About this blog

The intention of the Back to the Future Big Year blog is to provide periodic trip reports and general updates recounting highlights of my 2019 ‘Big Year’ of birding in the American Birding Association (ABA) area. Following the annexure of Hawaii in 2016, the ABA area now includes all of the states and territories of the US and Canada, and adjacent waters (typically out to 200 miles). Acknowledging the irregularity of my blog communications during my 2016 American birding year, I recommend activating the subscription option to avoid frustration when visiting the site hoping for signs of life. Although the blog format doesn’t allow for public comments, I can be contacted at birdingyear@gmail.com. Please keep in mind that my outsourced off-shore Complaints Department maintains a near-perfect track record of misplacing incoming correspondence.

Preparations for my second ABA Big Year have centred more on familiarity with the birds, their habits, and sounds, than on strategy development – which conveniently builds upon the experiences of my first time at bat.

Binocular vision

Following decades of reptile-inspired fieldwork throughout Australia’s wildest places – with only a passive interest in the birds, my birding epiphany occurred a mere dozen years ago. Although this late arrival to the hobby dictates that I’ll never be one of ‘those’ savant birders that the rest of us can only envy, I’ll continue having fun trying to get there. I’ve certainly enjoyed packing just about as much birding as is humanly possible into the past decade – and not just during my three full-year birding missions- often to the frustration of those who once counted upon my commitments to work and home. 

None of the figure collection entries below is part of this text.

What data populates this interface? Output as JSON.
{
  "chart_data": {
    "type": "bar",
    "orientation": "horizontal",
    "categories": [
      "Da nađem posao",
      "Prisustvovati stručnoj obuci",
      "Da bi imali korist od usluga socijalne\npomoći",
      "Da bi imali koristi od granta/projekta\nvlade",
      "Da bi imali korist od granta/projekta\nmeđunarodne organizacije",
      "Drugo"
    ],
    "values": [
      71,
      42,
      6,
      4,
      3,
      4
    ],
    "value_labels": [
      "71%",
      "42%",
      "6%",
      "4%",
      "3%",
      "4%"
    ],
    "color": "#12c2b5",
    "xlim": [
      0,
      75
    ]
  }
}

Beautiful Mallee habitat encountered at the marvellously remote ‘No Name Conservation Reserve’ in South Australia, provided a typical backdrop for my 2014 Australian Big Year – the stuff of great memories. Both of my Aussie birding years were predominated by remote travel and exploration – the sort of overland birding I’m planning to do more of during my 2019 ABA Big Year.

As has been the case throughout my history of long absences from home in search of reptiles or birds, Robyn will join me from time to time in 2019 to share in the fun, and to help keep me sane (she’s already called ‘dibs’ on two of my four planned Hawaiian terrestrial missions). The times that Robyn has joined me during my 2016 North American bird-year were amongst the most memorable.

John and Robyn Weigel on Norfolk Island after completing the search for the island’s endemic bird species.